“The Emergency Services Act is there to allow the state to respond in a coordinated and proactive way, when there is an emergency, whether that’s an earthquake, or a fire, or a pandemic,” Assemblyman Kevin Kiley (R-Sacramento) told The Epoch Times. “It is designed to give the governor an ability to really bring together the full resources of the state government to mitigate the threat.”
Rather than using the act for its intended purpose, Newsom is using executive powers to bring together the resources of the three branches of government, giving him unlimited power to rule the state by decree, Kiley said.
“The emergency centralizes the state’s powers in the hands of the governor, which is an interpretation that no one has ever given to the law, and it’s something that the constitution does not allow.”
Kiley said job of state legislators is now nonexistent as the governor has taken full control.
“The governor from the earliest days of this state of emergency basically took over the job of the legislature,” he said. “He issued dozens and dozens of executive orders, many of which are essentially just laws that he created that didn’t go through any legislative process were simply hashed out by him and his advisors, and maybe special interest groups behind closed doors … and then pronounced and forced against the public which is not the way the lawmaking process is supposed to work.
“He has gone well beyond the sort of emergency response capability that emergency powers are intended for… and made new policies across a whole host of domains.”
Policies include sending ballots to every voter during the 2020 election season, Kiley said, with other examples including an eviction moratorium and policies related to debt collection.
Although California celebrated the reopening of its economy June 15, its state of emergency order remains in place.
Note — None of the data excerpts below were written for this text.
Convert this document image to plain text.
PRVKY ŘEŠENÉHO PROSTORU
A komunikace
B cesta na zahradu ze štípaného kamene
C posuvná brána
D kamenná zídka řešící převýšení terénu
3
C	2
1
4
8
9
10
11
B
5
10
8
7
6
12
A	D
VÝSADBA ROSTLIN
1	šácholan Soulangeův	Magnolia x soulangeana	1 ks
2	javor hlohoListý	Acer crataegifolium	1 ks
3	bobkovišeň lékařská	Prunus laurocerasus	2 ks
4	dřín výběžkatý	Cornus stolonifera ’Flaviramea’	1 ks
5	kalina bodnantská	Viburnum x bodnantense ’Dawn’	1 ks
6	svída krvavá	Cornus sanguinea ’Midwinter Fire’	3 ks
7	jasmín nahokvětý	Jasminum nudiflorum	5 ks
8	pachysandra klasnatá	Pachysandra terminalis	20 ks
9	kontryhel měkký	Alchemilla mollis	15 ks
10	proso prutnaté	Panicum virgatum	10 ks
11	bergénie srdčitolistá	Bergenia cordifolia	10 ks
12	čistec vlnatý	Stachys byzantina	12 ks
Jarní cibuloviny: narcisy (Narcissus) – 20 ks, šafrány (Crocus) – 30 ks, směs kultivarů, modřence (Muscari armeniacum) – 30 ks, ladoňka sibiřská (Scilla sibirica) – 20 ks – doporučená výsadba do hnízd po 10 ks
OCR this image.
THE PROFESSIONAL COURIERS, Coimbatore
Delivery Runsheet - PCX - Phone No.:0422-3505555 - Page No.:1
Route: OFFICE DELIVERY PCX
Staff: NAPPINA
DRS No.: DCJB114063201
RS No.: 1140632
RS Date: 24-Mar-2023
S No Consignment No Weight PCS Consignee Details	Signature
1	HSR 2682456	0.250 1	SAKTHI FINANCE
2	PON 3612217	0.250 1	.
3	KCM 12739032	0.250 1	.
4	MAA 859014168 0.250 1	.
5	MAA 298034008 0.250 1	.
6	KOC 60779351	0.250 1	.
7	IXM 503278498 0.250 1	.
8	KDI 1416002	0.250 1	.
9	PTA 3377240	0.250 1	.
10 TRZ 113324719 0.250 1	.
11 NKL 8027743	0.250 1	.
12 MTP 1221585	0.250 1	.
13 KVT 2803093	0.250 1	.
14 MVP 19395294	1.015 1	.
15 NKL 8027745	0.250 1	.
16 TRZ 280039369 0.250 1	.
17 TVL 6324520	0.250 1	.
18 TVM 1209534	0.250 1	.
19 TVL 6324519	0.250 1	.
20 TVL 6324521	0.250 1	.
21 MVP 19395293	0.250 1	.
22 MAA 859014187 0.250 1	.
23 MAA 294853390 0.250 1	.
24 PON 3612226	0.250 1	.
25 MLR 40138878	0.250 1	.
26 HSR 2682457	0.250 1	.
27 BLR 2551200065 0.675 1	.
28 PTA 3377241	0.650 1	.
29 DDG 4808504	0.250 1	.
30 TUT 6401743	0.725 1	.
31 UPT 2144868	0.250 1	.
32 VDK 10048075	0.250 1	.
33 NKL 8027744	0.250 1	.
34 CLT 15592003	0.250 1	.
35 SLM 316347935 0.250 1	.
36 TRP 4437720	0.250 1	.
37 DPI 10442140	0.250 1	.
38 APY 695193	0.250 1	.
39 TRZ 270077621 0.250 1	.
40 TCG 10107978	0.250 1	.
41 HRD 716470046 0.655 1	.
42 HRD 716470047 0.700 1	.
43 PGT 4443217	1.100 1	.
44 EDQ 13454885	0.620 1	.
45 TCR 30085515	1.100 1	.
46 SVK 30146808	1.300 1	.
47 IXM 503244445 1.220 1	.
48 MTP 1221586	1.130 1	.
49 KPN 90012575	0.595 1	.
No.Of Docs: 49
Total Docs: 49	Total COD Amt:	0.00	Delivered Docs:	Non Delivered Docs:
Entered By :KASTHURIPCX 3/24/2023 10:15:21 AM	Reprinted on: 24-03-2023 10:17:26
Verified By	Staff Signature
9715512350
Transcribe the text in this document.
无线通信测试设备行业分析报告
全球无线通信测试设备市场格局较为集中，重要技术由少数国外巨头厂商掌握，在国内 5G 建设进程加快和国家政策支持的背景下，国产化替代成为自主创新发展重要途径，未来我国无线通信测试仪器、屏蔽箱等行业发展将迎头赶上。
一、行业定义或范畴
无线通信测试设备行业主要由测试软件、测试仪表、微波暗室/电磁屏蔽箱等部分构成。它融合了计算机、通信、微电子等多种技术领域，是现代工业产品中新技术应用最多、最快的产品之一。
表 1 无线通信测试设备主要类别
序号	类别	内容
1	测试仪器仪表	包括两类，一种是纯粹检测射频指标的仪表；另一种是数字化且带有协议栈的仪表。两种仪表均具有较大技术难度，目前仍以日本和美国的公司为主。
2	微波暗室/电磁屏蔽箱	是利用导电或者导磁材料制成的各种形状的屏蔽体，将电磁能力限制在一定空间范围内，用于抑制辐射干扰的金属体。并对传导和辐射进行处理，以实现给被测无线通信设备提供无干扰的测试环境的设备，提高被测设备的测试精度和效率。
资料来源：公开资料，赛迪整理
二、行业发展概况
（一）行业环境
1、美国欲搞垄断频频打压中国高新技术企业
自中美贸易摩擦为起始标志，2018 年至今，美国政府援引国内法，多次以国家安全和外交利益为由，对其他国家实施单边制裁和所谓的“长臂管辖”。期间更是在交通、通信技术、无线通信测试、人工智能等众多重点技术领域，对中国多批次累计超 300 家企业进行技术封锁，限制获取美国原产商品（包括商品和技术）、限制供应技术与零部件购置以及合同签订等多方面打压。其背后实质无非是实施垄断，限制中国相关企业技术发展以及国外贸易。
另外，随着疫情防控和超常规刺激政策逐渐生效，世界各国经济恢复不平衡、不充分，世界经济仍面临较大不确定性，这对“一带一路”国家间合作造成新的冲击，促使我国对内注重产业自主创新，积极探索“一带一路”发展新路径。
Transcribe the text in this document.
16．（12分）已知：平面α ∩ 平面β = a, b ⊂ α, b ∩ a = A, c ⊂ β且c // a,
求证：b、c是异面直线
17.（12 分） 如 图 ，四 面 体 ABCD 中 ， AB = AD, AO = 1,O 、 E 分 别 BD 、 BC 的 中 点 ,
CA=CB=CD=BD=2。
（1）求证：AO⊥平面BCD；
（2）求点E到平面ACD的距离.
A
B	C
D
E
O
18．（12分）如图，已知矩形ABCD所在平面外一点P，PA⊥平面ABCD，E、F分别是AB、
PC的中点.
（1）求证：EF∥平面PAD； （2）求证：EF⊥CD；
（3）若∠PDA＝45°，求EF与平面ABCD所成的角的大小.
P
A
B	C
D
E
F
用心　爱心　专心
The governor has said that while he’s continuing to wind down some executive actions put in place in March 2020, a subset of provisions that facilitate the ongoing recovery—such as the provision allowing pharmacy technicians to administer vaccinations—will remain in place.
“California is turning the page on this pandemic, thanks to swift action by the state and the work of Californians who followed public health guidelines and got vaccinated to protect themselves and their communities,” Newsom said in a June 11 press release. “With nearly 40 million vaccines administered and among the lowest case rates in the nation, we are lifting the orders that impact Californians on a day-to-day basis while remaining vigilant to protect public health and safety as the pandemic persists.”
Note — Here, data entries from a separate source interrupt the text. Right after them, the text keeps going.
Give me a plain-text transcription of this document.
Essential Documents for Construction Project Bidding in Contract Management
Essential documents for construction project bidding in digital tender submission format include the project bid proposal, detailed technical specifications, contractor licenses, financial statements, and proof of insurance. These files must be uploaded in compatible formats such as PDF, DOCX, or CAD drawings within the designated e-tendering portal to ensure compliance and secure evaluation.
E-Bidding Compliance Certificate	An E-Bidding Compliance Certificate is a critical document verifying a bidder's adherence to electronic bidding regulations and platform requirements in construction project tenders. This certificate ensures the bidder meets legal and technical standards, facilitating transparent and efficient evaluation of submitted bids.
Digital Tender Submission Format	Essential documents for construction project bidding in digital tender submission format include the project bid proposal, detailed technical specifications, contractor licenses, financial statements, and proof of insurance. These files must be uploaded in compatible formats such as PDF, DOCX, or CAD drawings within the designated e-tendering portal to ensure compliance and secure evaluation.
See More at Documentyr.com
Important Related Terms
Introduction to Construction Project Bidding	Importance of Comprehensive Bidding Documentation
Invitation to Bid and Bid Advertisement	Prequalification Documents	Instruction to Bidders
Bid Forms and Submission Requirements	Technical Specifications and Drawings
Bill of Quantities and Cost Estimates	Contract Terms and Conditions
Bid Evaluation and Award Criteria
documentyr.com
During a June 4 press event, Newsom defended the continuation of California’s state of emergency order.
He told reporters: “We’re still in a state of emergency; this disease has not been extinguished. It’s not vanished. It’s not taking the summer months off.”
A Divided State
Former California senator John Moorlach said there was an attempt to discuss the governor’s executive powers at the end of last year’s legislative session in September.
“We tried to do a resolution requesting that we debate whether or not he should continue to be able to do executive orders, and the Democrats just would not let it come out of rules committee, or come to the floor,” Moorlach told The Epoch Times. “He has the power to issue executive orders, with the full support of the supermajority.”
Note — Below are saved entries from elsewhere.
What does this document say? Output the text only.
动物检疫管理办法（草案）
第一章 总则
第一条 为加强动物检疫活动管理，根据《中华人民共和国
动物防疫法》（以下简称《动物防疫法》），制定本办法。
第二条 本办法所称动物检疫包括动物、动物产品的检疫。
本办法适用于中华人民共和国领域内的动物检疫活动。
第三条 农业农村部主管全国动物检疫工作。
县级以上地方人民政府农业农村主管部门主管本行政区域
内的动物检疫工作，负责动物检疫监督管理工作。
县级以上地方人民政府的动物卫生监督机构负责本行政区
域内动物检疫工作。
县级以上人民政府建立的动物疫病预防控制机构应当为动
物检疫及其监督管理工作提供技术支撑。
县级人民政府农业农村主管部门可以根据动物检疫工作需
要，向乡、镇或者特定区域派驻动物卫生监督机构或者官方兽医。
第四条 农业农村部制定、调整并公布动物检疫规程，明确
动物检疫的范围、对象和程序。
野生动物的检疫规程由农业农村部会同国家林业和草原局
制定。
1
Moorlach said that as long as the supermajority allows him to, the governor can keep the emergency powers.
“[Lawmaking] is supposed to be a joint effort between the legislature and the executive branch, and right now it’s more of a dictatorial model, but the legislature happens to be fine with that,” he said.
Moorlach added, “I have found that the Supreme Court of California and its chief justice have displayed biases. So if I had to make a prognosis, I would probably venture to guess that they would not want to hear the case. When it comes to constitutional scholarship, the Supreme Court just doesn’t seem to be up to the task.”
Since using his executive powers to place restrictions on houses of worship and other public places during the COVID-19 pandemic, the governor has faced multiple lawsuits.
On May 17, a lawsuit from a Pasadena church against the governor regarding restrictions placed on houses of worship was settled in favor of the church.
The lawsuit claimed that Newsom’s COVID-19 restrictions discriminated against religious buildings while other businesses and gatherings were allowed to occur.
It was ruled that the state is forbidden from placing discriminatory restriction on places of worship. Additionally, the state is required to pay $1.35 million in reimbursement for attorney charges.
Newsom has maintained emergency powers since declaring a state of emergency due to the COVID-19 pandemic in March 2020, when he issued his first set of executive orders.
The governor is required by law to terminate the state of emergency power at the earliest possible date. However, there is no indication of when it will be lifted.